Do You Feel Lucky?

(and feel free to comment! My older posts are certainly no less relevant to the burning concerns of the day.)

Tuesday, November 10, 2009

Literary Revisionism: Hot New Trend, or Flash in the Pan?

What with the recent publication of Sense and Sensibility and Zombies, me and a lot of my buds have been sitting back, waiting to see what happens. Is this a crack in a new doorway forward? Or just a fluke that doesn't do much for the general public?

Because if it does, then screw it with this tongue-in-cheek stuff meant to evoke highbrow yuks from the juxtaposition of schlock-horror tropes with Victorian drawing-room comedies of manners. That's all well and good, but it's a pretty limited vein to be able to mine. Whereas if this update-the-classics shtick proves financially viable, then there's far greater steaks out there waiting to be slapped on the grill to feed the book-hungry public!

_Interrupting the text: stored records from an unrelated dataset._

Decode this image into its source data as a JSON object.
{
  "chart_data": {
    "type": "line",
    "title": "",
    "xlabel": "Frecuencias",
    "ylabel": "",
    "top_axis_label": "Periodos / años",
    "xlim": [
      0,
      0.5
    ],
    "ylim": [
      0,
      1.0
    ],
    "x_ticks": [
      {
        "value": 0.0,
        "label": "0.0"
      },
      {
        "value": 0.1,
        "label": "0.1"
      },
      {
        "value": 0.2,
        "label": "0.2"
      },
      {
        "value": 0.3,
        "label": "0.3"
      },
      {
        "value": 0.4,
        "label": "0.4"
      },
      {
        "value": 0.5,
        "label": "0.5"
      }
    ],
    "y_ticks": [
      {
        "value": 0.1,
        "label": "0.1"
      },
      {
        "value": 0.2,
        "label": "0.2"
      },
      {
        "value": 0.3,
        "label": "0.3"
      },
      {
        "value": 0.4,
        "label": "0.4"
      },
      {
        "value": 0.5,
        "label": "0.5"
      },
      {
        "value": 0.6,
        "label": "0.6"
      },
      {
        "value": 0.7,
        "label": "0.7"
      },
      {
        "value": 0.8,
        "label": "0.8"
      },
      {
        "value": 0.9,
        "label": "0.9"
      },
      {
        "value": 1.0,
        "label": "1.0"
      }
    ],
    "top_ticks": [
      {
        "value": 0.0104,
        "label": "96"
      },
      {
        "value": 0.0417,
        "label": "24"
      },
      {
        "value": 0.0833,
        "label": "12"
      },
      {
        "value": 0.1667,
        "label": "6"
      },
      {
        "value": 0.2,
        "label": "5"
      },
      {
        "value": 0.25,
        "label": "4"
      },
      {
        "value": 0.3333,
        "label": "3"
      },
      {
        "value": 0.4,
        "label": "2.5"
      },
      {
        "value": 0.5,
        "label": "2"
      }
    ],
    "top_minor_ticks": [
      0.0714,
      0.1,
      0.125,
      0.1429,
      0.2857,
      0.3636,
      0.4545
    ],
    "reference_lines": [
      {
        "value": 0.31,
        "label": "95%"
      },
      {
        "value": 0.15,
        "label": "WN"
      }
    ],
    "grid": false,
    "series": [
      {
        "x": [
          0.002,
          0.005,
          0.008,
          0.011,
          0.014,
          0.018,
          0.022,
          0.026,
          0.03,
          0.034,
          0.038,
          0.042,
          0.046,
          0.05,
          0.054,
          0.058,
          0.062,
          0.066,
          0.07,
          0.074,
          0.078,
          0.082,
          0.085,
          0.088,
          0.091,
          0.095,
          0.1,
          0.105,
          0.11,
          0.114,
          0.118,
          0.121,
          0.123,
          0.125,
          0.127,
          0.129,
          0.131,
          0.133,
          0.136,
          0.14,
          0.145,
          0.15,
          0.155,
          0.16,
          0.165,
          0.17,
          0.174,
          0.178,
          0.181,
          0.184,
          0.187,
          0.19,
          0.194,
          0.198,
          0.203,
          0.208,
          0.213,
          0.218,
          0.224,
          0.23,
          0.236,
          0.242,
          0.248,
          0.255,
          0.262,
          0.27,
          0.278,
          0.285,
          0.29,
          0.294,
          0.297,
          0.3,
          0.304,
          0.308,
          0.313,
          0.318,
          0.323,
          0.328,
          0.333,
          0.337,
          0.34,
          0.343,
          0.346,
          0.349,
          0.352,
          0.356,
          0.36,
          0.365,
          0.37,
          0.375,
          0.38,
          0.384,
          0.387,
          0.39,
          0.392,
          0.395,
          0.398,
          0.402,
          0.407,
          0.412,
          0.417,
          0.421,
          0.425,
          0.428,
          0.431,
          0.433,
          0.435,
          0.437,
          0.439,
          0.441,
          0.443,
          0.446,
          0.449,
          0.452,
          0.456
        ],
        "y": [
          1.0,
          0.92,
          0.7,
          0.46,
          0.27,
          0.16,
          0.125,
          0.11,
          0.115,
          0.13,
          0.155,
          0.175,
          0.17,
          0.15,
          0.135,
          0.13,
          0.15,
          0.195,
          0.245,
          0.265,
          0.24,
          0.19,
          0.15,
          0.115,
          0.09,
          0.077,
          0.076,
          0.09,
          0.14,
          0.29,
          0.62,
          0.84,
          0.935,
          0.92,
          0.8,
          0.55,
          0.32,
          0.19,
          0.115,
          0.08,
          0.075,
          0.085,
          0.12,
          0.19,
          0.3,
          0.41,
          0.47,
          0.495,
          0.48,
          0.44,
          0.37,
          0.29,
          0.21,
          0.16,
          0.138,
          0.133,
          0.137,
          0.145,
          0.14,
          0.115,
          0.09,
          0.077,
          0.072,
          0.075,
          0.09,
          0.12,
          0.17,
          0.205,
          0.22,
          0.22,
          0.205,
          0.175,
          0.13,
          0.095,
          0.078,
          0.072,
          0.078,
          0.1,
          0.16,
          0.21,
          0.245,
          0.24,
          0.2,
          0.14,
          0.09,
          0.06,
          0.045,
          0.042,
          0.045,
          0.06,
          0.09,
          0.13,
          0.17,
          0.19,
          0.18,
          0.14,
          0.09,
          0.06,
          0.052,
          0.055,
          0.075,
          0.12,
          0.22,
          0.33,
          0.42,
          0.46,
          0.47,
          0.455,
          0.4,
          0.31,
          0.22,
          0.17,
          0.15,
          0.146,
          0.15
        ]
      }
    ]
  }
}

And literally armies of paperback hack artists waiting at-the-ready to apply our talents, adapting erstwhile literary classics for a more modern book-reading audience.

I'm not talking about just inserting one foreign element into an existing book and calling it a mashup. No, I mean more like what a novelizer of a popular movie does: create a book that tells the same story, only in words that the fans can understand. If the demographics are there for this kind of product, then we can bang the starting gong on the full-scale novelization of literature.

Take Moby Dick. Most people would rather not! But now, reimagineer that sucker as: Blood Whale. It would still be set in the past - modern readers eat that stuff up, as proven by sales of the Master and Commander: The Far Side of the World novelizations (they even got two books out of that!). But what you've got to lose is all the dense, stilted prose, the needless subtleties, the endless descriptive passages that you can't even figure out what's supposed to be being described. Chuck all that bilge! This is not your great-great-great-grandfather's Moby-Dick, this is BLOOD WHALE: DEEP REVENGE! Chuck the stodgy characterizations and soliloquizing. Now you have Brock Ahab, brash young buck fresh out of the Whaling Academy in command of his first vessel the U.S.S. Pequod. Ahab steps on board with a grudge already - against the infamous and legendary white whale Kh'hah Khaertcho who killed his dad, even though his dad was just an innocent landlubber out on a sea cruise! See, that's a backstory. Brash Captain Brock is a driven and grimly sexy young man who became a whaler for good reason: revenge! Outfit him with an idiosyncratic crew of misfits including the fiery, impetuous Starbuck (changed to a female in this daring reboot) and the cold, logical Mr. Ishmael.

See? See? And that's only one example!

If you think I'm going to give out any more free ones, you're nuts.

4 comments:

limom said...

Launching a new career?
Testing the waters?
I'd buy it!
Then again, maybe not.
What am I saying?
This coming from someone who bought all the novelized versions of the old Star Trek series back in the seventies.

dogimo said...

I'll tell you the ones to steer clear of: those Lord of the Rings novelizations? Crap. They totally made up a ton of extra stuff that didn't even happen!

Plus they left out my best part.

Sarah said...

I don't get these mash-ups. I haven't even considered reading them. I'm more than happy to judge from a stance of ignorance.

dogimo said...

Sarah: good on you! The world is too full of self-aggrandizing phenomena and insignificant stimuli masquerading as something worthy of our attention. Each needy, demanding minor opus wheedling, "you must give me the attention I say I deserve, you must consume me whole before you ever dare pronounce a dismissive word against me!"

Well I say: Oh, yeah? I hereby peremptorily dismiss all media. With an opt-back-in at my discretion, for those works that can adequately discharge their burden of persuasion, and convince me they are worth the risk of wasting my time.